In the eastern Atlantic, female grey seals Halichoerus grypus Fabricius come ashore to pup in the autumn. Timing of reproduction is highly synchronous and occurs in large aggregations of animals on remote islands and coasts. Although individual seals show fidelity to breeding sites, females may pup each year or miss some years (Pomeroy et al. 1994; Twiss et al. 1994). Pups are weaned after about 18 days (Bonner 1972), but the breeding season may last from 5 to 10 weeks depending on site. Adult male grey seals are typically two or three times the mass of females, but the postpartum masses of breeding females may range from 120 to 250 kg.

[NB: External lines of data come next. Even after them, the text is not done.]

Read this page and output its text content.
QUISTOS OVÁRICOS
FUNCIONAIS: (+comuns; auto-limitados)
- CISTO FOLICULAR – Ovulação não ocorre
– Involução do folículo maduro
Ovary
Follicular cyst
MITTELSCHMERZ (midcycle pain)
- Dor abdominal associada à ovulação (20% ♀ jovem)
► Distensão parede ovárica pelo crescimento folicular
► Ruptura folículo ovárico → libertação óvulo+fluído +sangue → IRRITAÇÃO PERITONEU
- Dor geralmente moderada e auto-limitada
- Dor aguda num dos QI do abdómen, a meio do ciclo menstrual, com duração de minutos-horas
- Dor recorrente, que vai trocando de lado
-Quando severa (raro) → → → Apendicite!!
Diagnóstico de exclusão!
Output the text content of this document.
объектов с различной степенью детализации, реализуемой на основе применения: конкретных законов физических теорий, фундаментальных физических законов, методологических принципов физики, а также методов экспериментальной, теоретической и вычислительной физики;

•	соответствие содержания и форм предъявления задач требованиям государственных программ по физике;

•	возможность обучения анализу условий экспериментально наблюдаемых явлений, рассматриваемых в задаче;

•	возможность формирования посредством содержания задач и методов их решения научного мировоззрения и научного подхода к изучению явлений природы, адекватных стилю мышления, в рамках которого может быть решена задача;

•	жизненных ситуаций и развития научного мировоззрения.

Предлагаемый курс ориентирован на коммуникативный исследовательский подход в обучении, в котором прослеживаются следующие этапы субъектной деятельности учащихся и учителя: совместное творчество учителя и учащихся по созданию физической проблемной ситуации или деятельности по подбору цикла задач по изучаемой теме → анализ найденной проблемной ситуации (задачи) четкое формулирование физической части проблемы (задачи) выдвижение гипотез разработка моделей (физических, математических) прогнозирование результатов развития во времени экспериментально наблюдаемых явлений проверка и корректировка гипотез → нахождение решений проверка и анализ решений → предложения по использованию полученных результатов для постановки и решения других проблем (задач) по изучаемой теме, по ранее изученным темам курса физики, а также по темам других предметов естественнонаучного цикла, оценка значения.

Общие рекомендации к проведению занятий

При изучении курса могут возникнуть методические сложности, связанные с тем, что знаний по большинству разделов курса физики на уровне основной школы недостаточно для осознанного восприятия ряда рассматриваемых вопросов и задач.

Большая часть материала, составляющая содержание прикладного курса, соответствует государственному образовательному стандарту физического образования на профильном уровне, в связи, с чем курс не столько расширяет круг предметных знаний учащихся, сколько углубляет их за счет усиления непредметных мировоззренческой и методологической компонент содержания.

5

Longitudinal mass change data from a population of known individual grey seals at North Rona, Scotland was collected to investigate the consequences of inter- and intra-individual variation in maternal body size on reproductive expenditure and pupping success. Maternal expenditure is affected by postpartum body size and the duration of lactation, while pup mass at weaning provided a measure of the resultant of maternal expenditure. This basic relationship may be modified by associated factors such as pup sex, birth date, maternal mass, age and length as well as the year. Specifically we examined (i) long-term variation in natality; (ii) maternal postpartum mass and reproductive expenditure, assessed by mass change during lactation; (iii) the relationships between factors contributing to maternal expenditure and its product, the weaned pup; (iv) the roles of previous maternal parity, size and expenditure in mothers’ subsequent success in rearing pups to weaning.